El subsecretario de Derechos Humanos, Juan Pablo Fasce, visitó la popular barriada y se encontró con Hector Mario «Sapo» Valquinta con quien recorrió la Escuela de Boxeo que tiene junto a su hermano Jorge Valquinta.
La visita se realizó esta mañana. Durante la recorrida se tomaron una fotografía que el propio Valquinta difundió desde la cuenta de la Escuela de Boxeo.
«Con Juan Pablo Fasce, subsecretario de los derechos humanos, recorriendo el barrio Matadero. Le mostré lo que jamás le mostré a nadie, mi familia y la armonía en la cual vivimos los vecinos», dijo.
«Le hice ver que no somos bestias que somos mas humanos de lo que muchos piensan, que la policía nos muestra como renegados y nosotros buscamos vivir en armonía porque ya no hay delincuentes en el barrio», expresó Valquinta y aseguró que «nos usaron para beneficio de la gente que no es del barrio».

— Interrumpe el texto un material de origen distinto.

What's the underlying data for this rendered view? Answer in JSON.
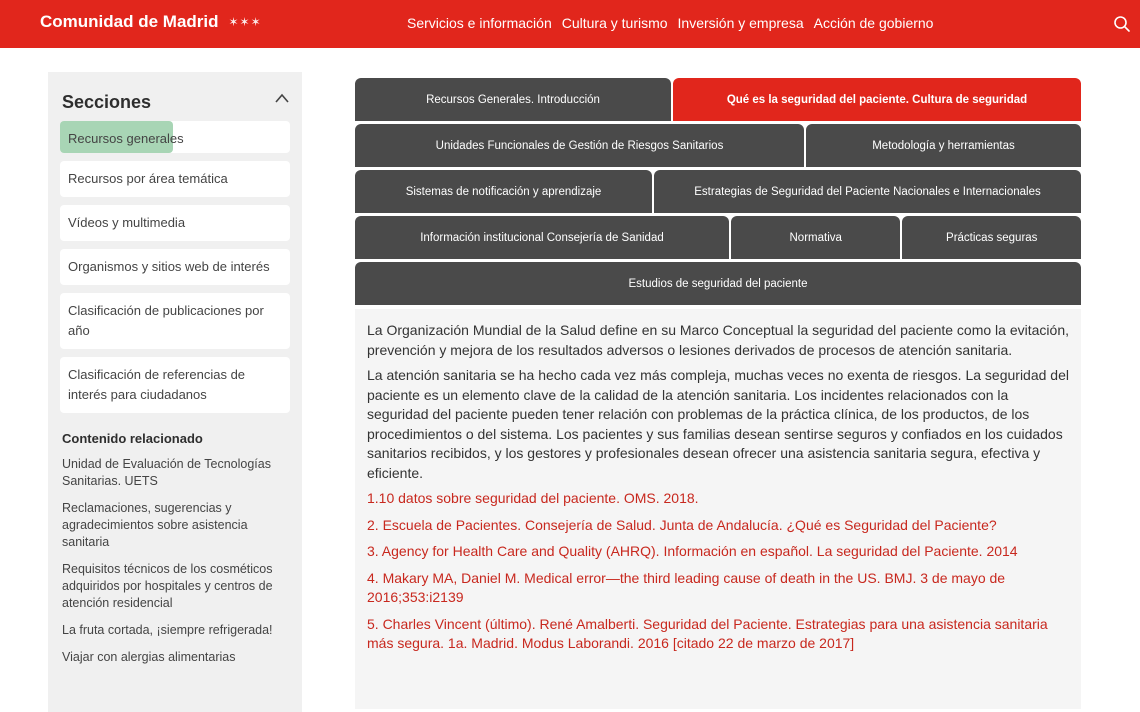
{
  "header": {
    "brand": "Comunidad de Madrid",
    "brand_mark": "✶✶✶",
    "nav": [
      {
        "label": "Servicios e información"
      },
      {
        "label": "Cultura y turismo"
      },
      {
        "label": "Inversión y empresa"
      },
      {
        "label": "Acción de gobierno"
      }
    ],
    "search_icon": "search-icon"
  },
  "sidebar": {
    "title": "Secciones",
    "sections": [
      {
        "label": "Recursos generales",
        "active": true
      },
      {
        "label": "Recursos por área temática"
      },
      {
        "label": "Vídeos y multimedia"
      },
      {
        "label": "Organismos y sitios web de interés"
      },
      {
        "label": "Clasificación de publicaciones por año"
      },
      {
        "label": "Clasificación de referencias de interés para ciudadanos"
      }
    ],
    "related_title": "Contenido relacionado",
    "related": [
      {
        "label": "Unidad de Evaluación de Tecnologías Sanitarias. UETS"
      },
      {
        "label": "Reclamaciones, sugerencias y agradecimientos sobre asistencia sanitaria"
      },
      {
        "label": "Requisitos técnicos de los cosméticos adquiridos por hospitales y centros de atención residencial"
      },
      {
        "label": "La fruta cortada, ¡siempre refrigerada!"
      },
      {
        "label": "Viajar con alergias alimentarias"
      }
    ]
  },
  "tabs": {
    "rows": [
      [
        {
          "label": "Recursos Generales. Introducción"
        },
        {
          "label": "Qué es la seguridad del paciente. Cultura de seguridad",
          "active": true
        }
      ],
      [
        {
          "label": "Unidades Funcionales de Gestión de Riesgos Sanitarios"
        },
        {
          "label": "Metodología y herramientas"
        }
      ],
      [
        {
          "label": "Sistemas de notificación y aprendizaje"
        },
        {
          "label": "Estrategias de Seguridad del Paciente Nacionales e Internacionales"
        }
      ],
      [
        {
          "label": "Información institucional Consejería de Sanidad"
        },
        {
          "label": "Normativa"
        },
        {
          "label": "Prácticas seguras"
        }
      ],
      [
        {
          "label": "Estudios de seguridad del paciente"
        }
      ]
    ]
  },
  "content": {
    "paragraphs": [
      "La Organización Mundial de la Salud define en su Marco Conceptual la seguridad del paciente como la evitación, prevención y mejora de los resultados adversos o lesiones derivados de procesos de atención sanitaria.",
      "La atención sanitaria se ha hecho cada vez más compleja, muchas veces no exenta de riesgos. La seguridad del paciente es un elemento clave de la calidad de la atención sanitaria. Los incidentes relacionados con la seguridad del paciente pueden tener relación con problemas de la práctica clínica, de los productos, de los procedimientos o del sistema. Los pacientes y sus familias desean sentirse seguros y confiados en los cuidados sanitarios recibidos, y los gestores y profesionales desean ofrecer una asistencia sanitaria segura, efectiva y eficiente."
    ],
    "references": [
      "1.10 datos sobre seguridad del paciente. OMS. 2018.",
      "2. Escuela de Pacientes. Consejería de Salud. Junta de Andalucía. ¿Qué es Seguridad del Paciente?",
      "3. Agency for Health Care and Quality (AHRQ). Información en español. La seguridad del Paciente. 2014",
      "4. Makary MA, Daniel M. Medical error—the third leading cause of death in the US. BMJ. 3 de mayo de 2016;353:i2139",
      "5. Charles Vincent (último). René Amalberti. Seguridad del Paciente. Estrategias para una asistencia sanitaria más segura. 1a. Madrid. Modus Laborandi. 2016 [citado 22 de marzo de 2017]"
    ]
  },
  "colors": {
    "brand_red": "#e1261c",
    "tab_dark": "#4a4a4a",
    "highlight_green": "#a8d5b5",
    "link_red": "#c8281e"
  }
}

«Le mostré la verdad. No como quiere la gente que sea, porque siempre la van a contar como quieren y no como es. Gracias por venir. Ojalá nuestros funcionarios caminen los barrios como hizo Juan Pablo», agradeció el puntero barrial.
Antecedentes
Los hermanos Valquinta irrumpieron en agosto de 2020 en la actividad de fútbol infantil del Club Atlético Deportivo Matadero, en el espacio verde del barrio, porque no querían que esa entidad utilice el espacio público. La actividad había sido acordada con el municipio. En el ataque hubo golpes, patadas y amenazas al personal del club y a los padres que intentaron interceder para que la actividad con los niños y adolescentes siguiera.
Los hermanos Valquinta fueron detenidos por la policía ese mismo día, a la noche, y la justicia les dictó un mes de prisión preventiva. Un par de filmaciones de los hechos se viralizaron en las redes sociales y expusieron la violencia con la que actuaron esa tarde.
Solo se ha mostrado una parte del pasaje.